TEDxVienna Adventures:
Color with light

It does not take much to expand on everything you know about the power of visuals.

Sometimes, all you need is an iPad and a projector.

Sometimes, all you need is some darkness, some lights and the right tool to go on an adventure.

And this is exactly what TEDxVienna did.

Color with light

Founded in 2006, oMai (Office for Media and Arts International) designed the app Tagtool that makes it possible to paint with light. By using your fingers, you can create your own digital animations and let them come to life on every surface imaginable.

Even on buildings.

Copyright owned by oMAi

But coloring with light is not only an innovation in regards to analogue mapping and urban intervention. Its potential for storytelling, both in an educational, but also in a commercial or artistic context, is remarkable. Tagtool makes breathtaking, instant art accessible to everybody, and we couldn’t wait to present this unique instrument to you!

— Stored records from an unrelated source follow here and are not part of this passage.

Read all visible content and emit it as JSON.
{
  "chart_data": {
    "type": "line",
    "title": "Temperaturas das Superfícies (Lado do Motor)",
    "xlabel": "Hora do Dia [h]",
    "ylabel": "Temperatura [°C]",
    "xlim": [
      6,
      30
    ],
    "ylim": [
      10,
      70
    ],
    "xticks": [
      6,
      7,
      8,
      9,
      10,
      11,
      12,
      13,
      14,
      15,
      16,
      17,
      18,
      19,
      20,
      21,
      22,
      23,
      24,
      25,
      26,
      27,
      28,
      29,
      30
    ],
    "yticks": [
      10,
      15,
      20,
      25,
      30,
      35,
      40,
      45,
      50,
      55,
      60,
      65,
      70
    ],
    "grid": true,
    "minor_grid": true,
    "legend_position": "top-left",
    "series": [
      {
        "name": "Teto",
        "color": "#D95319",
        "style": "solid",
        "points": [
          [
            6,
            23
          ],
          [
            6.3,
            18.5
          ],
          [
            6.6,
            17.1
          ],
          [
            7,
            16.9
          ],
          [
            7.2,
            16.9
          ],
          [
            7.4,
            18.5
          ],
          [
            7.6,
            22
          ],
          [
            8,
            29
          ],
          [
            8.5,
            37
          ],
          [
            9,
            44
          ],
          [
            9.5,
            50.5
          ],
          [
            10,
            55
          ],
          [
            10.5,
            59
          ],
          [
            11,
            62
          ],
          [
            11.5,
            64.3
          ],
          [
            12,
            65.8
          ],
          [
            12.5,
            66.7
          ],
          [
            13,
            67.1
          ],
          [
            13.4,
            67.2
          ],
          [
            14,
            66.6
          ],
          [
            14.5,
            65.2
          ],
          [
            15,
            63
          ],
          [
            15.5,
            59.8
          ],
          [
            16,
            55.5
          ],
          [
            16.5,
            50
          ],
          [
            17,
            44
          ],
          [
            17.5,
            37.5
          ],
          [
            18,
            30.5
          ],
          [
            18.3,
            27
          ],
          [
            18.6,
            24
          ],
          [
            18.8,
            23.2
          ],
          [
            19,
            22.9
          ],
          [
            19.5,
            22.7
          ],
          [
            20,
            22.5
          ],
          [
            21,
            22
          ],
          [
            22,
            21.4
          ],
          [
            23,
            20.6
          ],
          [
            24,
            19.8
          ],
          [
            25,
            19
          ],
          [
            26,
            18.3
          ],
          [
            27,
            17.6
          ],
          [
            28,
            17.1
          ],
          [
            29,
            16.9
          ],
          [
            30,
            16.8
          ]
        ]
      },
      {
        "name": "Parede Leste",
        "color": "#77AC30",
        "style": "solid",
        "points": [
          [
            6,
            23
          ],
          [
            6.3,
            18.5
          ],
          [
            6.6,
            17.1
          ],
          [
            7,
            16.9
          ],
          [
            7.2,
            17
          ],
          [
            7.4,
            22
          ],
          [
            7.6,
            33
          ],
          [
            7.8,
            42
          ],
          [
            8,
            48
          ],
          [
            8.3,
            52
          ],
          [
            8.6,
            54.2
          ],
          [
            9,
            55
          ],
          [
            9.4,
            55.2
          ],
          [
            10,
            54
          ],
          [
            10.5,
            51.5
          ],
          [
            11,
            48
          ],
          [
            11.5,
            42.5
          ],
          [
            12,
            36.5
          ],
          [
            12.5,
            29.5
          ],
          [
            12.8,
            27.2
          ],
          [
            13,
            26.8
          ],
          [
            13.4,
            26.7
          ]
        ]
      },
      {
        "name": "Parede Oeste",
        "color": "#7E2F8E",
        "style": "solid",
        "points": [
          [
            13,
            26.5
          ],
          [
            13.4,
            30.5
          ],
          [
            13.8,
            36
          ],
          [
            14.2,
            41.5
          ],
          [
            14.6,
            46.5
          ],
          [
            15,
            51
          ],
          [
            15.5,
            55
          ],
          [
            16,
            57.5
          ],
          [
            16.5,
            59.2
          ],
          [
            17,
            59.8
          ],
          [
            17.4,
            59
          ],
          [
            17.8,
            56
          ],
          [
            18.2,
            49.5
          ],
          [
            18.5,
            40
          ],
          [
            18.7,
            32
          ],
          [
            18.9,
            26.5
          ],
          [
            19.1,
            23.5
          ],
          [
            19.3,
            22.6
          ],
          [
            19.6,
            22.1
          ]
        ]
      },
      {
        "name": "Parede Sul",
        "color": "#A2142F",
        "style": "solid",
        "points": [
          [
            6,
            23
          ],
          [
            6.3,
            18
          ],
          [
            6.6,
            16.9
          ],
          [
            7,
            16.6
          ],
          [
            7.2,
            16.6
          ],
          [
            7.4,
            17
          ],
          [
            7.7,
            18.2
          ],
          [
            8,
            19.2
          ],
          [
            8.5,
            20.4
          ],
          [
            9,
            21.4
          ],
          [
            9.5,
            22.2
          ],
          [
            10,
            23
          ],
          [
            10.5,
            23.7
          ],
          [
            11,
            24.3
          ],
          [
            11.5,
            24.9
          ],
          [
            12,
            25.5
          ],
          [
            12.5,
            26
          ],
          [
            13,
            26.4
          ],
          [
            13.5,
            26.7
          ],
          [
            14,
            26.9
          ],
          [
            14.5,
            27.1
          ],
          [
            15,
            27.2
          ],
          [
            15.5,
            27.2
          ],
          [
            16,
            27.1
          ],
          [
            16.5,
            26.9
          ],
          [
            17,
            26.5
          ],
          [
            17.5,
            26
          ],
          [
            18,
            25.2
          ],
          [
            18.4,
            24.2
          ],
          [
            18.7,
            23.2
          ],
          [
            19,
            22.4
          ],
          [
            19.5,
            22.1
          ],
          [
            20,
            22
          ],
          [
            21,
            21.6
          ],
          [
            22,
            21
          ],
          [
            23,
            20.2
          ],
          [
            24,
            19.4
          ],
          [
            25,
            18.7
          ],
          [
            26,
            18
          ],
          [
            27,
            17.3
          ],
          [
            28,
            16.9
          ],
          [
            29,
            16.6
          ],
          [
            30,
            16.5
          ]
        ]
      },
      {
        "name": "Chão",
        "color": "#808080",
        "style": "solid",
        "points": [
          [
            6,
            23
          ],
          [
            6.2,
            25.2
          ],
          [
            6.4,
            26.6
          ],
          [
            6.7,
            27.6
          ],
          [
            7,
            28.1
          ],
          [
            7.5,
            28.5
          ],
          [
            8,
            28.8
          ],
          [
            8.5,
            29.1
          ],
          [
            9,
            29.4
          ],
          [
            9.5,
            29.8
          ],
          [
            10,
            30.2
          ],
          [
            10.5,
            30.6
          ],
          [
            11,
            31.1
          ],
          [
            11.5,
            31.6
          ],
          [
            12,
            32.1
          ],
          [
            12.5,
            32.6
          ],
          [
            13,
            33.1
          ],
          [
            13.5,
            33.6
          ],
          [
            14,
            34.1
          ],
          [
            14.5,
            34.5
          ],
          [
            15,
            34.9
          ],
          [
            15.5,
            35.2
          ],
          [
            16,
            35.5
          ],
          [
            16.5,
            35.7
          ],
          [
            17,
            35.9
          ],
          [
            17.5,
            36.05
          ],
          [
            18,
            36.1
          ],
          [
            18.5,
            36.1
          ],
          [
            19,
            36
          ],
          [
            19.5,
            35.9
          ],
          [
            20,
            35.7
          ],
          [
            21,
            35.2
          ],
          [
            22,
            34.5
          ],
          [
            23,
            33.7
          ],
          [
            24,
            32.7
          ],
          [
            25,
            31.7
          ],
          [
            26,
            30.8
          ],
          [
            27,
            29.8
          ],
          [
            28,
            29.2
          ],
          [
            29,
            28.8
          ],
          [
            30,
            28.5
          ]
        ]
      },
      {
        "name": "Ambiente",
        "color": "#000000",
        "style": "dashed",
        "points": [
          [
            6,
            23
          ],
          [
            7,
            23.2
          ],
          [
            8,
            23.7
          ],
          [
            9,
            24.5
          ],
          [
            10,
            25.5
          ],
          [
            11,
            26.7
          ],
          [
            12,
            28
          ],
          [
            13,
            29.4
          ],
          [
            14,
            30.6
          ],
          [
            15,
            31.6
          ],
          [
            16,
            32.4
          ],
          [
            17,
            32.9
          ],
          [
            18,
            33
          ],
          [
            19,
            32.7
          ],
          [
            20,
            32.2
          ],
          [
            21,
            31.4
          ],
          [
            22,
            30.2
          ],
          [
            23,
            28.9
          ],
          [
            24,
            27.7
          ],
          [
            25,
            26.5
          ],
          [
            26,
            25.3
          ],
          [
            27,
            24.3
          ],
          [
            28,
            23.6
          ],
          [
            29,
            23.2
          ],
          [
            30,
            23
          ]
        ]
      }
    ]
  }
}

When you play music, you cannot take the chords back; You can just build on the sound you have already created. This is the principle we applied on Tagtool. Once you have drawn something, you cannot delete it. But you can make the best out of it instead.

Fascinated by the power of Tagtool, TEDxVienna Adventures invited its attendees to experience its visualization power themselves.

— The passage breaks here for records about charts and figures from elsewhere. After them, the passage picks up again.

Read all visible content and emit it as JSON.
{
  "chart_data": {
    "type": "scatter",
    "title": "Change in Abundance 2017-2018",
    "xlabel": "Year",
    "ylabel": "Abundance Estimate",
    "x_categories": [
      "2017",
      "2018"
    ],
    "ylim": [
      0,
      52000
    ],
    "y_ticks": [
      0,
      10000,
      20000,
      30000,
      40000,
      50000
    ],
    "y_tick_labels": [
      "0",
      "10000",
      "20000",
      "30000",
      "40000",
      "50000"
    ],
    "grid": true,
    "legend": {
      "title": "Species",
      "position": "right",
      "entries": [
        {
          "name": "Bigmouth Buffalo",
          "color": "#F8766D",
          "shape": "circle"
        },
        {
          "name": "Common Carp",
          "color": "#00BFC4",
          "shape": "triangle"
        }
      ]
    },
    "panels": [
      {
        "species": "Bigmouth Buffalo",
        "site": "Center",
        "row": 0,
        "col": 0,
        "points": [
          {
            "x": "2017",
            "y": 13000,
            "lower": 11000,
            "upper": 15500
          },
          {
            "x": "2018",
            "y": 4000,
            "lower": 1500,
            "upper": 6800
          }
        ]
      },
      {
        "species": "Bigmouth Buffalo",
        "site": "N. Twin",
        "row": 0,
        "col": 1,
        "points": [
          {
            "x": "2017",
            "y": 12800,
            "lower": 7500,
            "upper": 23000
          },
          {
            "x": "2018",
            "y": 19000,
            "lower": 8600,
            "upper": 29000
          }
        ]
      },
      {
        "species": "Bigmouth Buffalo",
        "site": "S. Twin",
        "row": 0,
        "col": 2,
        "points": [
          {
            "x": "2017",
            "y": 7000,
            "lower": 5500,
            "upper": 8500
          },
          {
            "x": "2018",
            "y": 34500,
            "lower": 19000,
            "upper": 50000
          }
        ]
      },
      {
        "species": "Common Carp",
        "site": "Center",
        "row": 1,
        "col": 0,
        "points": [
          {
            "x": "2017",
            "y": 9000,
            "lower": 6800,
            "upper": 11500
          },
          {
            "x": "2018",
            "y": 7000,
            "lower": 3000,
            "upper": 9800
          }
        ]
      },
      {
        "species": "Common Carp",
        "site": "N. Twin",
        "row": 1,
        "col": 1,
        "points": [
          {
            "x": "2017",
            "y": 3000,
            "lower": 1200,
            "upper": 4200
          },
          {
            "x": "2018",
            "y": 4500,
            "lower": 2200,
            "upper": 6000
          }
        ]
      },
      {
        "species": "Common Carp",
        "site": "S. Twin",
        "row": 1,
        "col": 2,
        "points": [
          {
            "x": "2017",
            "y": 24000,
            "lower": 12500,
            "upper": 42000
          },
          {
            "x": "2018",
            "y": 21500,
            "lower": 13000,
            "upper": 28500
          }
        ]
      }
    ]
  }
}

Little did we know that the outcome would be the most vivid canvas we have ever seen!




The affordable app can be used by anyone. It is designed to follow human intuition, thus every movement feels natural to the user. Just like playing around with finger paint and then breathing life into it with light.  Because of that, Tagtool can be easily operated by kids and serves educational purposes too.

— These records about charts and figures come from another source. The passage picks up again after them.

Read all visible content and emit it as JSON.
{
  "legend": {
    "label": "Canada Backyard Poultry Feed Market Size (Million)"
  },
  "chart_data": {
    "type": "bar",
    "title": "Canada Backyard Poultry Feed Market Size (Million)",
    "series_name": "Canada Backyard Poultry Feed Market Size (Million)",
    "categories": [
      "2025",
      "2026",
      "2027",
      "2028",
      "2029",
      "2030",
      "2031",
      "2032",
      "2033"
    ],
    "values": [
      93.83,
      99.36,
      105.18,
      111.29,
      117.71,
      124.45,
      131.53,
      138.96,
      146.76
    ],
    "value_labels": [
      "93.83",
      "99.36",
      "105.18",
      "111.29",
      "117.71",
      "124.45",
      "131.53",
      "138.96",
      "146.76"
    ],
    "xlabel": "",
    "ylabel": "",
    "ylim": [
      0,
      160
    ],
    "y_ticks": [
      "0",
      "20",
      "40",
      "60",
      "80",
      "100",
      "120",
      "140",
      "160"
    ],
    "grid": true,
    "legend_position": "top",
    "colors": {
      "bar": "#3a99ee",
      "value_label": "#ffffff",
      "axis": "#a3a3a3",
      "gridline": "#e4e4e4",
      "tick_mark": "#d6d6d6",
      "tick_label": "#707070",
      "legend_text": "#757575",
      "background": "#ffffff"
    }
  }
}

Dovetailing to the educational aspect of this TEDxVienna Adventure, the event was hosted by Markhof by Colearning, the heart of an innovative educational space in the making. In this one-of-a-kind social biotope, children, adolescents and adults learn from each other and grow thanks to each other. The old printing house, built in 1913, now serves as an open hub for arts and science, and is definitely a place worth visiting.